One need not go beyond the case at hand to prove the point. The dilution of M’Naghten by Walzack and McCusker has seeded this appeal. Appellant Weinstein did his killing in 1968. Here before, he now returns over a decade later, under the auspices of Walzack and McCusker, utilizing the ambiguity of “psychiatric evidence” that is now perpetuated. He will be back at the next slip of the pen.

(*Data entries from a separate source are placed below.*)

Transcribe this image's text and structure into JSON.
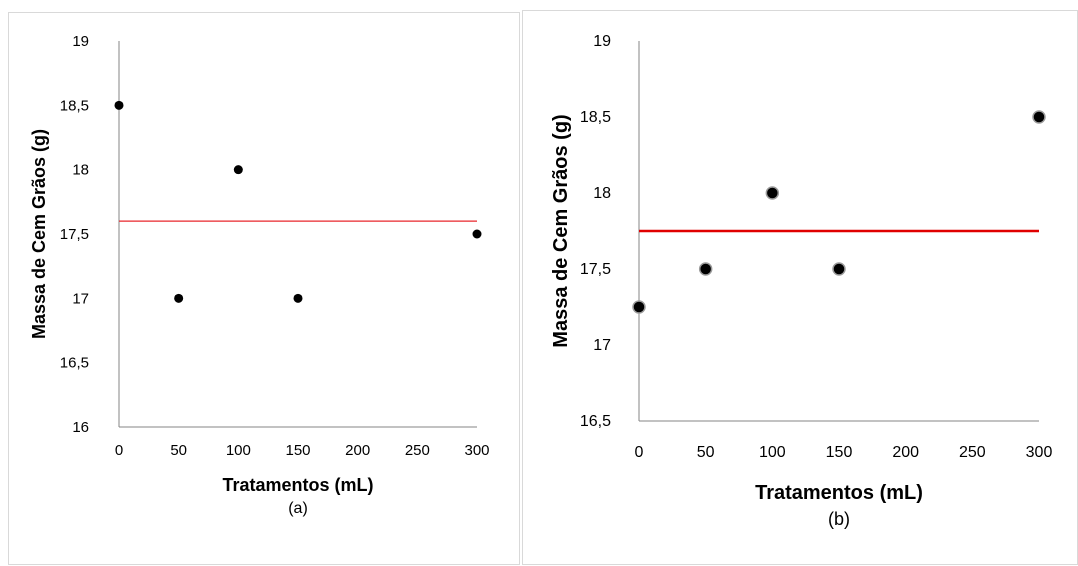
{
  "chart_data": [
    {
      "type": "scatter",
      "panel_label": "(a)",
      "xlabel": "Tratamentos (mL)",
      "ylabel": "Massa de Cem Grãos (g)",
      "xlim": [
        0,
        300
      ],
      "ylim": [
        16,
        19
      ],
      "x_ticks": [
        "0",
        "50",
        "100",
        "150",
        "200",
        "250",
        "300"
      ],
      "y_ticks": [
        "16",
        "16,5",
        "17",
        "17,5",
        "18",
        "18,5",
        "19"
      ],
      "grid": false,
      "legend": "none",
      "points": [
        {
          "x": 0,
          "y": 18.5
        },
        {
          "x": 50,
          "y": 17.0
        },
        {
          "x": 100,
          "y": 18.0
        },
        {
          "x": 150,
          "y": 17.0
        },
        {
          "x": 300,
          "y": 17.5
        }
      ],
      "mean_line": {
        "y": 17.6,
        "color": "#e8262b"
      }
    },
    {
      "type": "scatter",
      "panel_label": "(b)",
      "xlabel": "Tratamentos (mL)",
      "ylabel": "Massa de Cem Grãos (g)",
      "xlim": [
        0,
        300
      ],
      "ylim": [
        16.5,
        19
      ],
      "x_ticks": [
        "0",
        "50",
        "100",
        "150",
        "200",
        "250",
        "300"
      ],
      "y_ticks": [
        "16,5",
        "17",
        "17,5",
        "18",
        "18,5",
        "19"
      ],
      "grid": false,
      "legend": "none",
      "points": [
        {
          "x": 0,
          "y": 17.25
        },
        {
          "x": 50,
          "y": 17.5
        },
        {
          "x": 100,
          "y": 18.0
        },
        {
          "x": 150,
          "y": 17.5
        },
        {
          "x": 300,
          "y": 18.5
        }
      ],
      "mean_line": {
        "y": 17.75,
        "color": "#e00000"
      }
    }
  ]
}
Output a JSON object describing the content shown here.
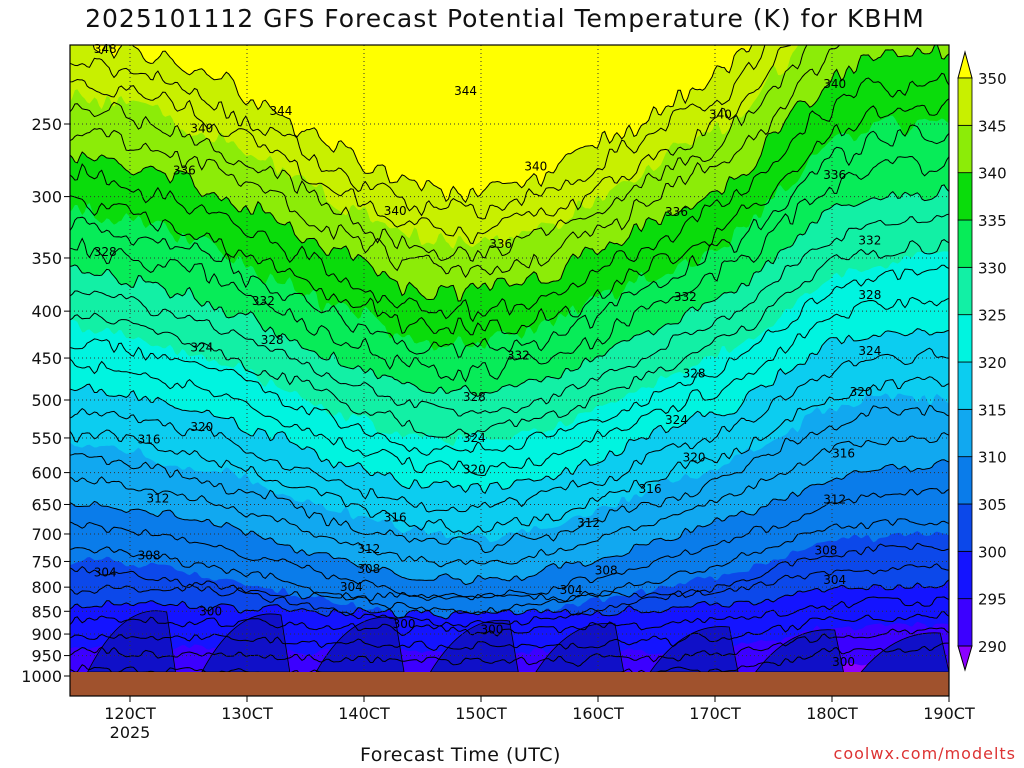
{
  "chart_data": {
    "type": "filled-contour",
    "title": "2025101112 GFS Forecast Potential Temperature (K) for KBHM",
    "xlabel": "Forecast Time (UTC)",
    "ylabel": "",
    "x_ticks": [
      "120CT",
      "130CT",
      "140CT",
      "150CT",
      "160CT",
      "170CT",
      "180CT",
      "190CT"
    ],
    "x_sublabel": "2025",
    "y_ticks": [
      250,
      300,
      350,
      400,
      450,
      500,
      550,
      600,
      650,
      700,
      750,
      800,
      850,
      900,
      950,
      1000
    ],
    "ylim": [
      1000,
      200
    ],
    "colorbar": {
      "levels": [
        290,
        295,
        300,
        305,
        310,
        315,
        320,
        325,
        330,
        335,
        340,
        345,
        350
      ],
      "colors": [
        "#8c00ff",
        "#3c00ff",
        "#1414ff",
        "#0c48ea",
        "#0a7cea",
        "#11a8f0",
        "#0ccdf0",
        "#00f4e0",
        "#12f0a5",
        "#07ec58",
        "#0adc0b",
        "#8cec08",
        "#c8f000",
        "#ffff00"
      ]
    },
    "contour_labels": [
      {
        "text": "348",
        "t": 0.04,
        "p": 207
      },
      {
        "text": "344",
        "t": 0.45,
        "p": 230
      },
      {
        "text": "344",
        "t": 0.24,
        "p": 242
      },
      {
        "text": "340",
        "t": 0.15,
        "p": 253
      },
      {
        "text": "340",
        "t": 0.74,
        "p": 244
      },
      {
        "text": "340",
        "t": 0.87,
        "p": 226
      },
      {
        "text": "340",
        "t": 0.53,
        "p": 278
      },
      {
        "text": "340",
        "t": 0.37,
        "p": 311
      },
      {
        "text": "336",
        "t": 0.13,
        "p": 281
      },
      {
        "text": "336",
        "t": 0.87,
        "p": 284
      },
      {
        "text": "336",
        "t": 0.69,
        "p": 312
      },
      {
        "text": "336",
        "t": 0.49,
        "p": 338
      },
      {
        "text": "332",
        "t": 0.91,
        "p": 335
      },
      {
        "text": "332",
        "t": 0.7,
        "p": 386
      },
      {
        "text": "332",
        "t": 0.22,
        "p": 390
      },
      {
        "text": "332",
        "t": 0.51,
        "p": 447
      },
      {
        "text": "328",
        "t": 0.04,
        "p": 345
      },
      {
        "text": "328",
        "t": 0.91,
        "p": 384
      },
      {
        "text": "328",
        "t": 0.23,
        "p": 430
      },
      {
        "text": "328",
        "t": 0.71,
        "p": 468
      },
      {
        "text": "328",
        "t": 0.46,
        "p": 496
      },
      {
        "text": "324",
        "t": 0.15,
        "p": 438
      },
      {
        "text": "324",
        "t": 0.91,
        "p": 442
      },
      {
        "text": "324",
        "t": 0.69,
        "p": 526
      },
      {
        "text": "324",
        "t": 0.46,
        "p": 550
      },
      {
        "text": "320",
        "t": 0.9,
        "p": 490
      },
      {
        "text": "320",
        "t": 0.15,
        "p": 535
      },
      {
        "text": "320",
        "t": 0.71,
        "p": 578
      },
      {
        "text": "320",
        "t": 0.46,
        "p": 595
      },
      {
        "text": "316",
        "t": 0.88,
        "p": 572
      },
      {
        "text": "316",
        "t": 0.09,
        "p": 552
      },
      {
        "text": "316",
        "t": 0.66,
        "p": 625
      },
      {
        "text": "316",
        "t": 0.37,
        "p": 672
      },
      {
        "text": "312",
        "t": 0.1,
        "p": 640
      },
      {
        "text": "312",
        "t": 0.87,
        "p": 642
      },
      {
        "text": "312",
        "t": 0.59,
        "p": 681
      },
      {
        "text": "312",
        "t": 0.34,
        "p": 727
      },
      {
        "text": "308",
        "t": 0.09,
        "p": 739
      },
      {
        "text": "308",
        "t": 0.34,
        "p": 764
      },
      {
        "text": "308",
        "t": 0.61,
        "p": 767
      },
      {
        "text": "308",
        "t": 0.86,
        "p": 730
      },
      {
        "text": "304",
        "t": 0.04,
        "p": 771
      },
      {
        "text": "304",
        "t": 0.32,
        "p": 800
      },
      {
        "text": "304",
        "t": 0.57,
        "p": 806
      },
      {
        "text": "304",
        "t": 0.87,
        "p": 786
      },
      {
        "text": "300",
        "t": 0.16,
        "p": 850
      },
      {
        "text": "300",
        "t": 0.38,
        "p": 878
      },
      {
        "text": "300",
        "t": 0.48,
        "p": 890
      },
      {
        "text": "300",
        "t": 0.88,
        "p": 966
      }
    ]
  },
  "footer": {
    "xlabel": "Forecast Time (UTC)",
    "credit": "coolwx.com/modelts"
  },
  "colors": {
    "ground": "#a0522d",
    "line": "#000000"
  }
}
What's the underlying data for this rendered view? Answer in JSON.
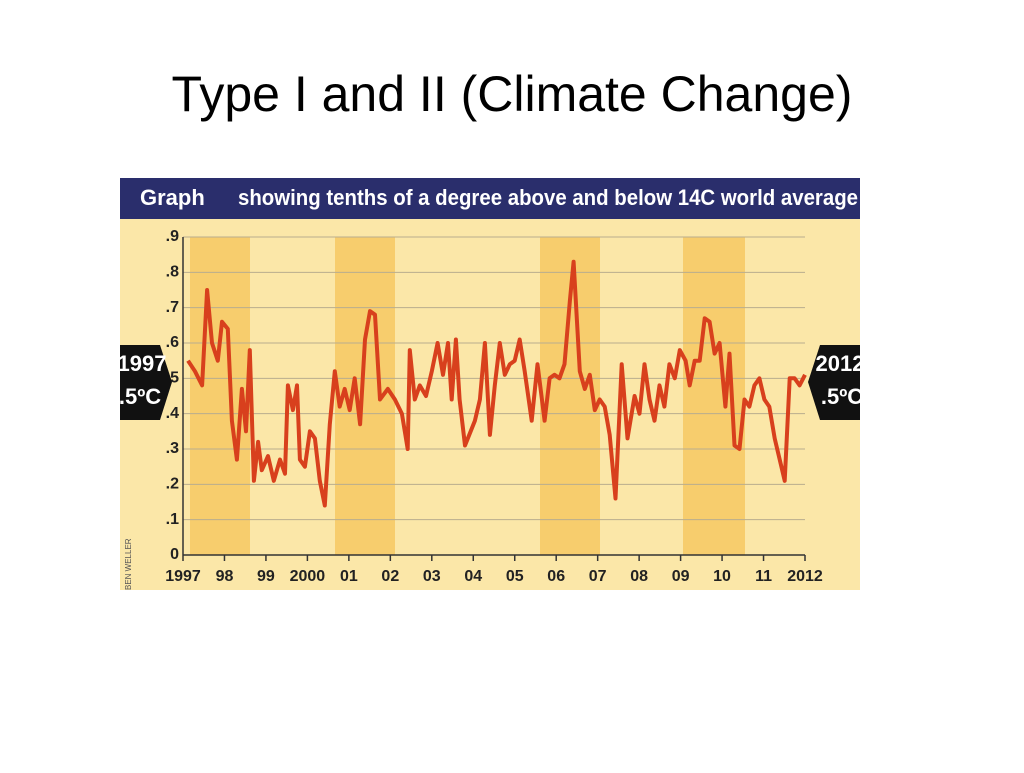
{
  "slide_title": "Type I and II (Climate Change)",
  "chart_data": {
    "type": "line",
    "title": "Graph",
    "subtitle": "showing tenths of a degree above and below 14C world average",
    "credit": "BEN WELLER",
    "annotations": {
      "left": [
        "1997",
        ".5ºC"
      ],
      "right": [
        "2012",
        ".5ºC"
      ]
    },
    "color": "#d8401d",
    "grid": true,
    "xlim": [
      1997,
      2012
    ],
    "ylim": [
      0,
      0.9
    ],
    "xticks": [
      1997,
      {
        "value": 1998,
        "label": "98"
      },
      {
        "value": 1999,
        "label": "99"
      },
      2000,
      {
        "value": 2001,
        "label": "01"
      },
      {
        "value": 2002,
        "label": "02"
      },
      {
        "value": 2003,
        "label": "03"
      },
      {
        "value": 2004,
        "label": "04"
      },
      {
        "value": 2005,
        "label": "05"
      },
      {
        "value": 2006,
        "label": "06"
      },
      {
        "value": 2007,
        "label": "07"
      },
      {
        "value": 2008,
        "label": "08"
      },
      {
        "value": 2009,
        "label": "09"
      },
      {
        "value": 2010,
        "label": "10"
      },
      {
        "value": 2011,
        "label": "11"
      },
      2012
    ],
    "yticks": [
      0,
      {
        "value": 0.1,
        "label": ".1"
      },
      {
        "value": 0.2,
        "label": ".2"
      },
      {
        "value": 0.3,
        "label": ".3"
      },
      {
        "value": 0.4,
        "label": ".4"
      },
      {
        "value": 0.5,
        "label": ".5"
      },
      {
        "value": 0.6,
        "label": ".6"
      },
      {
        "value": 0.7,
        "label": ".7"
      },
      {
        "value": 0.8,
        "label": ".8"
      },
      {
        "value": 0.9,
        "label": ".9"
      }
    ],
    "x": [
      1997.12,
      1997.29,
      1997.46,
      1997.58,
      1997.7,
      1997.84,
      1997.94,
      1998.08,
      1998.18,
      1998.3,
      1998.42,
      1998.52,
      1998.61,
      1998.71,
      1998.81,
      1998.9,
      1999.05,
      1999.19,
      1999.34,
      1999.46,
      1999.53,
      1999.65,
      1999.75,
      1999.82,
      1999.94,
      2000.06,
      2000.18,
      2000.3,
      2000.42,
      2000.54,
      2000.66,
      2000.78,
      2000.9,
      2001.02,
      2001.14,
      2001.27,
      2001.39,
      2001.51,
      2001.63,
      2001.75,
      2001.94,
      2002.11,
      2002.28,
      2002.42,
      2002.47,
      2002.59,
      2002.71,
      2002.86,
      2003.0,
      2003.14,
      2003.27,
      2003.39,
      2003.48,
      2003.58,
      2003.67,
      2003.8,
      2004.04,
      2004.16,
      2004.28,
      2004.4,
      2004.52,
      2004.64,
      2004.76,
      2004.88,
      2005.0,
      2005.12,
      2005.24,
      2005.41,
      2005.55,
      2005.72,
      2005.84,
      2005.96,
      2006.08,
      2006.2,
      2006.33,
      2006.42,
      2006.57,
      2006.69,
      2006.81,
      2006.93,
      2007.05,
      2007.17,
      2007.29,
      2007.43,
      2007.58,
      2007.72,
      2007.89,
      2008.01,
      2008.13,
      2008.25,
      2008.37,
      2008.49,
      2008.61,
      2008.73,
      2008.86,
      2008.98,
      2009.12,
      2009.22,
      2009.34,
      2009.46,
      2009.58,
      2009.7,
      2009.82,
      2009.94,
      2010.08,
      2010.18,
      2010.3,
      2010.42,
      2010.54,
      2010.66,
      2010.78,
      2010.9,
      2011.02,
      2011.14,
      2011.27,
      2011.39,
      2011.51,
      2011.63,
      2011.75,
      2011.87,
      2012.0
    ],
    "values": [
      0.55,
      0.52,
      0.48,
      0.75,
      0.6,
      0.55,
      0.66,
      0.64,
      0.38,
      0.27,
      0.47,
      0.35,
      0.58,
      0.21,
      0.32,
      0.24,
      0.28,
      0.21,
      0.27,
      0.23,
      0.48,
      0.41,
      0.48,
      0.27,
      0.25,
      0.35,
      0.33,
      0.21,
      0.14,
      0.37,
      0.52,
      0.42,
      0.47,
      0.41,
      0.5,
      0.37,
      0.61,
      0.69,
      0.68,
      0.44,
      0.47,
      0.44,
      0.4,
      0.3,
      0.58,
      0.44,
      0.48,
      0.45,
      0.52,
      0.6,
      0.51,
      0.6,
      0.44,
      0.61,
      0.44,
      0.31,
      0.38,
      0.44,
      0.6,
      0.34,
      0.48,
      0.6,
      0.51,
      0.54,
      0.55,
      0.61,
      0.52,
      0.38,
      0.54,
      0.38,
      0.5,
      0.51,
      0.5,
      0.54,
      0.72,
      0.83,
      0.52,
      0.47,
      0.51,
      0.41,
      0.44,
      0.42,
      0.34,
      0.16,
      0.54,
      0.33,
      0.45,
      0.4,
      0.54,
      0.44,
      0.38,
      0.48,
      0.42,
      0.54,
      0.5,
      0.58,
      0.55,
      0.48,
      0.55,
      0.55,
      0.67,
      0.66,
      0.57,
      0.6,
      0.42,
      0.57,
      0.31,
      0.3,
      0.44,
      0.42,
      0.48,
      0.5,
      0.44,
      0.42,
      0.33,
      0.27,
      0.21,
      0.5,
      0.5,
      0.48,
      0.51
    ]
  }
}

This case, with its distinctions and justifications, affirms that “psychiatric evidence” is admissible when relevant. It does not say that that evidence must be relevant under the M’Naghten Rule. In short, it plunges us into determinations that are and will be experimental at best, leaving the trial courts without guidance and our dockets filled.
The M’Naghten Rule is clear. It sweeps away as irrelevant all proferred evidence which cannot say that by reason of a disease of the mind the defendant did not and could not know the difference between right and wrong at the time the crime was committed. Hence, “irresistible impulse,” “diminished responsibility” are irrelevant, as is any evidence that is not offered to satisfy the structure of the M’Naghten Rule, including the litany recited by Justice Horace Stern in Commonwealth v. Neill, 362 Pa. 507, 67 A.2d 276 (1949):
Certainly neither social maladjustment, nor lack of self-control, nor impulsiveness, nor psycho-neurosis, nor emotional instability, nor chronic malaria, nor all of such conditions combined, constitute insanity within the criminal-law conception of that term.
362 Pa. at 514, 515, 67 A.2d at 280. In short, we should make it clear that only unambiguous psychiatric evidence, offered to prove insanity under the M’Naghten Rule, is relevant and acceptable.
To allow evidence that cannot say with certainty that one is insane under the definition of M’Naghten is to allow anyone to say anything they wish, hardly a rule of relevance. Hence, we should say that evidence of alleged insan*122ity is irrelevant unless that evidence offers that by reason of a disease of the mind, a disease objectively and psychiatrically measurable, the defendant did not know and could not know the difference between right and wrong at the time the crime was committed.

 Although I took no part in the consideration of the merits of this case having been a member of the panel below which received appellant’s plea, I write to address a question of law which transcends the particular issue presented here.